Franck Renouard veut amener de la biodiversité. Les lapins ont fait d’un tas de ceps arrachés une garenne. © David Richard / Reporterre

Car planter des arbres, ou des haies, cela signifie diminuer la surface consacrée aux vignes. Difficile, quand pour certaines appellations l’hectare se négocie autour du million d’euros. Fabien Liagre reconnaît qu’au départ, il a eu du mal à croire que l’agroforesterie en viticulture pourrait intéresser : « Perdre un cep pour le remplacer par un arbre, ce n’est pas rien pour un viticulteur. Et cela reste un frein aujourd’hui. » « Et les haies, il faut les entretenir », rappelle de son côté Franck Renouard.

Pas de solution miracle

Par ailleurs, l’agroforesterie n’est pas « la solution miracle face au changement climatique », rappelle Marie Gosme. Adapter les cépages cultivés, les pratiques à la vigne et au chai va être aussi nécessaire.

Des oliviers, un chêne et les vignes. © David Richard / Reporterre

Le chemin est périlleux, donc, mais l’agroforesterie peut le rendre plaisant. « Il y a un plaisir du viticulteur à travailler le paysage avec des arbres qui font des fleurs, des couleurs à l’automne, rompent la monotonie des vignobles », souligne Fabien Liagre. C’est aussi un lien historique qui se tisse avec des pratiques qui remontent à plus de 2 000 ans, où les arbres étaient utilisés comme support pour y faire monter les vignes. Cette culture n’a pas toujours été une monoculture, loin de là. « On a des exemples de gravures et de décorations qui datent même d’avant les Romains », indique l’agronome.

En France, seules quelques microparcelles témoignent encore de cette pratique, regrette-t-il. « Cela s’appelle des hautains », ajoute Marie Gosme. « Il y en a encore en Italie, au Portugal, en Bolivie. » En Italie, on parle de « coltura promiscua », et on alterne même arbres, vignes et céréales.

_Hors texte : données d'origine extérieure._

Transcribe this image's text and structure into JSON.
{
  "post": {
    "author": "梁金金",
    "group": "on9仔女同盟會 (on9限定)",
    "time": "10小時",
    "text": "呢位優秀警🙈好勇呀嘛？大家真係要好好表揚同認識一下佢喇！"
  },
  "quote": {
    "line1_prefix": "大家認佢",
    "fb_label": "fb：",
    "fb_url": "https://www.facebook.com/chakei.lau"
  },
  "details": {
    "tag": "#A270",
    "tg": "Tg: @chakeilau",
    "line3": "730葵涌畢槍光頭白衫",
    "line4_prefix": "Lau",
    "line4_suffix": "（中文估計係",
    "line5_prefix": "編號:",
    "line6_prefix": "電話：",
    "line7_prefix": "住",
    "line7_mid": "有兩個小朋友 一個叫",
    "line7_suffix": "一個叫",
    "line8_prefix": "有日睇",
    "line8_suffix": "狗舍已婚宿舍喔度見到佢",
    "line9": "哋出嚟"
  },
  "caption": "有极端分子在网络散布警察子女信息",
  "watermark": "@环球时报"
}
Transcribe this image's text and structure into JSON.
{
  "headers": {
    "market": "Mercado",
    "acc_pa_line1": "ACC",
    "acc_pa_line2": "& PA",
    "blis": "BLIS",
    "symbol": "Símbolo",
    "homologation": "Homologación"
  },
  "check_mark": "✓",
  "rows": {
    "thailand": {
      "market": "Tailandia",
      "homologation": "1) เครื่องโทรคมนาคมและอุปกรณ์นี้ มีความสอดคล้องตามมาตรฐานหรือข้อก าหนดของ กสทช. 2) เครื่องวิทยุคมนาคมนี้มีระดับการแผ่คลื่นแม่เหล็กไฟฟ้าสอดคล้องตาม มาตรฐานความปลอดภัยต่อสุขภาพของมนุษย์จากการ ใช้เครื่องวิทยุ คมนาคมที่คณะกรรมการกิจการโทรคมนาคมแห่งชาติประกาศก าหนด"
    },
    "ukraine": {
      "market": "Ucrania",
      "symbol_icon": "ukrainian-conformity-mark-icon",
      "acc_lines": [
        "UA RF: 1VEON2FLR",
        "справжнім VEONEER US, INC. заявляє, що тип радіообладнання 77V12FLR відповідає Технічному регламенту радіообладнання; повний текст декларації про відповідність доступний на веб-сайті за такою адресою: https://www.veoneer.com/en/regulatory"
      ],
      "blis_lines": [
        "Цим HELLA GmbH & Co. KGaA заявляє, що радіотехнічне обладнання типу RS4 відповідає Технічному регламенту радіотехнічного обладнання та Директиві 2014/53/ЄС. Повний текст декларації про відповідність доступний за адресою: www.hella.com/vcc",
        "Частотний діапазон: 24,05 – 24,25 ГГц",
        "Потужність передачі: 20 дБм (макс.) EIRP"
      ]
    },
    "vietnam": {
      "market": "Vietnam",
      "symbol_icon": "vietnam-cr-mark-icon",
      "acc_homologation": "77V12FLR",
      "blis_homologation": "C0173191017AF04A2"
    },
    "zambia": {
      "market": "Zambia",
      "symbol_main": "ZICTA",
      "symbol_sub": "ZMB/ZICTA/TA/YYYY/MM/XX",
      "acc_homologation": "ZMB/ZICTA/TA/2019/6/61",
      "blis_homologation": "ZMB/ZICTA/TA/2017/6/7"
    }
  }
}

Mais ces systèmes ne sont pas étudiés à ce jour par les scientifiques, note Marie Gosme.

Contemplant ses arbres depuis l’ombre de sa terrasse, Franck Renouard, lui, ne regrette pas de s’être lancé sans attendre. Un pin parasol, des mûriers, et une parcelle d’oliviers apportent un peu d’ombre dans la chaleur de l’après-midi avec leurs jeunes branches. « J’espère que je vivrai assez vieux pour les voir grandir », dit le vigneron.